Мужики до моего появления явно обсуждали что-то архиважное, потому что сейчас они как ни в чем не бывало продолжают. Из угла ко мне подбегает мальчик, словно собака: сейчас он вырос на целую голову. Кажется, они дали мне поспать на протяжении доброй сотни страниц. Или там была та глава, которую Тоумас велел мне вычеркнуть. «Конечно, у тебя отличный вкус, но она слишком длинная». Вечно с ним одна и та же история… которую он не читал. Он просто смотрел на рукописи и велел мне сокращать. «Отличный вкус!» Он о книгах высказывался словно о каком-нибудь сыре! И проделывал в них такие же дырки. В конце концов я раскусил его и заставил издавать каждую книгу в трех частях. И потом каждую осень в газетных интервью поправлял его анонсы: мол, «новый роман Эйнара Йоуханна Гримссона» – это на самом деле продолжение прошлогоднего. Но Тоумас и интервью моих тоже не читал – и от этого наше сотрудничество только выигрывало.

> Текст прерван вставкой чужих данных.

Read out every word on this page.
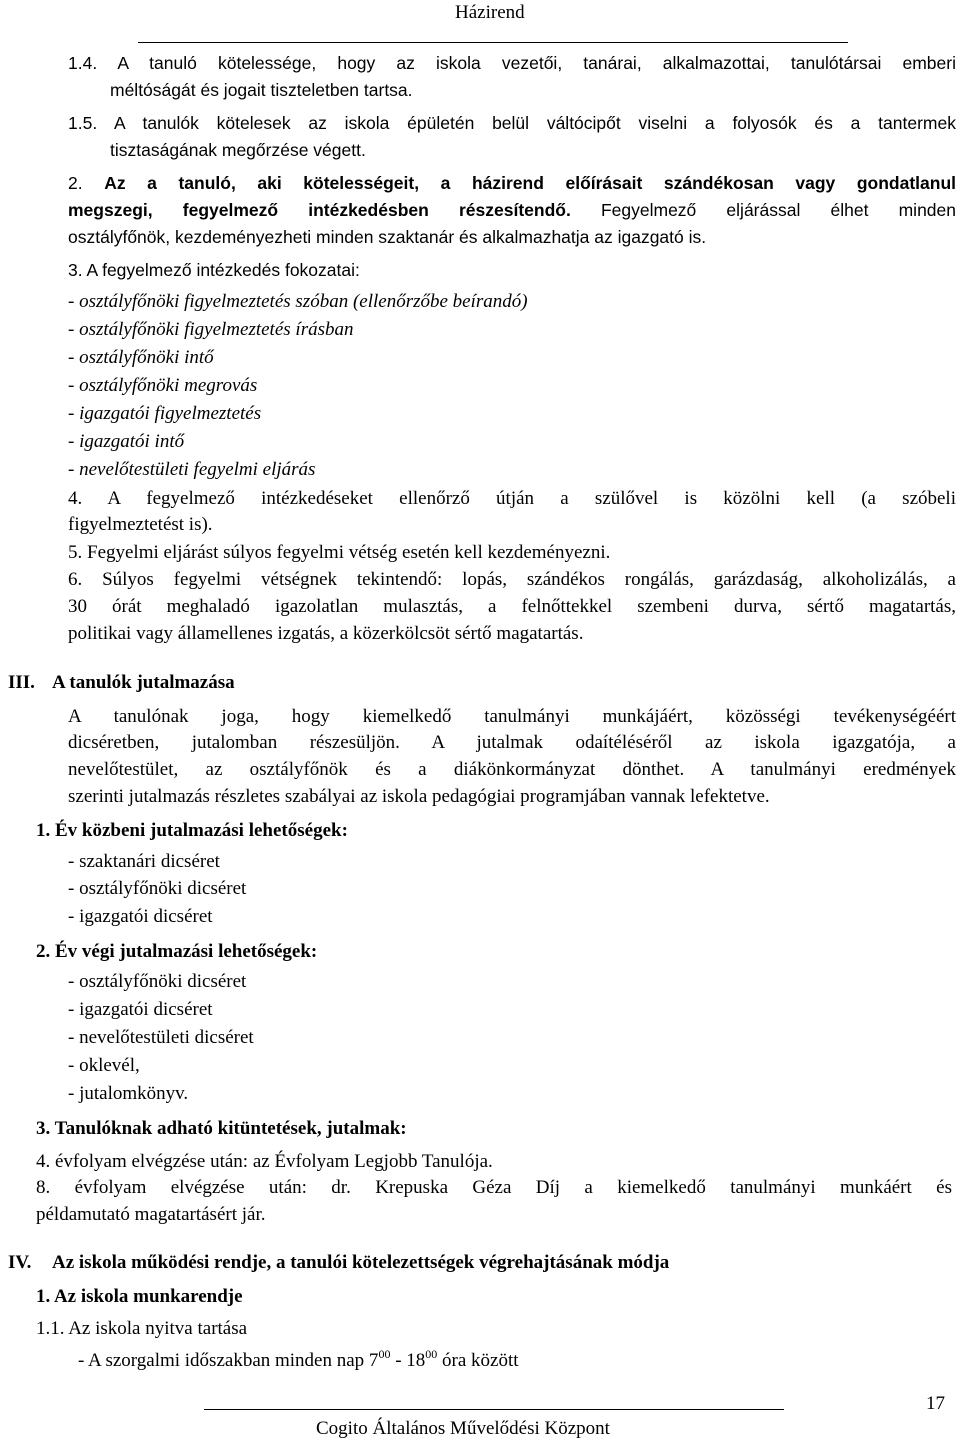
Házirend
1.4. A tanuló kötelessége, hogy az iskola vezetői, tanárai, alkalmazottai, tanulótársai emberi
méltóságát és jogait tiszteletben tartsa.
1.5. A tanulók kötelesek az iskola épületén belül váltócipőt viselni a folyosók és a tantermek
tisztaságának megőrzése végett.
2. Az a tanuló, aki kötelességeit, a házirend előírásait szándékosan vagy gondatlanul
megszegi, fegyelmező intézkedésben részesítendő. Fegyelmező eljárással élhet minden
osztályfőnök, kezdeményezheti minden szaktanár és alkalmazhatja az igazgató is.
3. A fegyelmező intézkedés fokozatai:
- osztályfőnöki figyelmeztetés szóban (ellenőrzőbe beírandó)
- osztályfőnöki figyelmeztetés írásban
- osztályfőnöki intő
- osztályfőnöki megrovás
- igazgatói figyelmeztetés
- igazgatói intő
- nevelőtestületi fegyelmi eljárás
4. A fegyelmező intézkedéseket ellenőrző útján a szülővel is közölni kell (a szóbeli
figyelmeztetést is).
5. Fegyelmi eljárást súlyos fegyelmi vétség esetén kell kezdeményezni.
6. Súlyos fegyelmi vétségnek tekintendő: lopás, szándékos rongálás, garázdaság, alkoholizálás, a
30 órát meghaladó igazolatlan mulasztás, a felnőttekkel szembeni durva, sértő magatartás,
politikai vagy államellenes izgatás, a közerkölcsöt sértő magatartás.
III. A tanulók jutalmazása
A tanulónak joga, hogy kiemelkedő tanulmányi munkájáért, közösségi tevékenységéért
dicséretben, jutalomban részesüljön. A jutalmak odaítéléséről az iskola igazgatója, a
nevelőtestület, az osztályfőnök és a diákönkormányzat dönthet. A tanulmányi eredmények
szerinti jutalmazás részletes szabályai az iskola pedagógiai programjában vannak lefektetve.
1. Év közbeni jutalmazási lehetőségek:
- szaktanári dicséret
- osztályfőnöki dicséret
- igazgatói dicséret
2. Év végi jutalmazási lehetőségek:
- osztályfőnöki dicséret
- igazgatói dicséret
- nevelőtestületi dicséret
- oklevél,
- jutalomkönyv.
3. Tanulóknak adható kitüntetések, jutalmak:
4. évfolyam elvégzése után: az Évfolyam Legjobb Tanulója.
8. évfolyam elvégzése után: dr. Krepuska Géza Díj a kiemelkedő tanulmányi munkáért és
példamutató magatartásért jár.
IV. Az iskola működési rendje, a tanulói kötelezettségek végrehajtásának módja
1. Az iskola munkarendje
1.1. Az iskola nyitva tartása
- A szorgalmi időszakban minden nap $7^{00} - 18^{00}$ óra között
17
Cogito Általános Művelődési Központ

– А почему тебя в церкви не было? – спрашивает мальчик семилетним голосом.
– Ээ… в церкви? А там служба была?
Вдова, мать Уистлера, превращает профиль в портрет другого рода, поворачивается ко мне носом и таращит на меня глаза. Сейчас она напоминает французского нотариуса девятнадцатого века. Ее лицо – длинный подробный бухгалтерский отчет: во лбу каждая строчка заполнена, глаза подведены как баланс, нос – как итог, и все это подчеркнуто сжатыми губами.
– Да. Меня же крестили! А сестрицу Вису конфирмировали. Где ты был?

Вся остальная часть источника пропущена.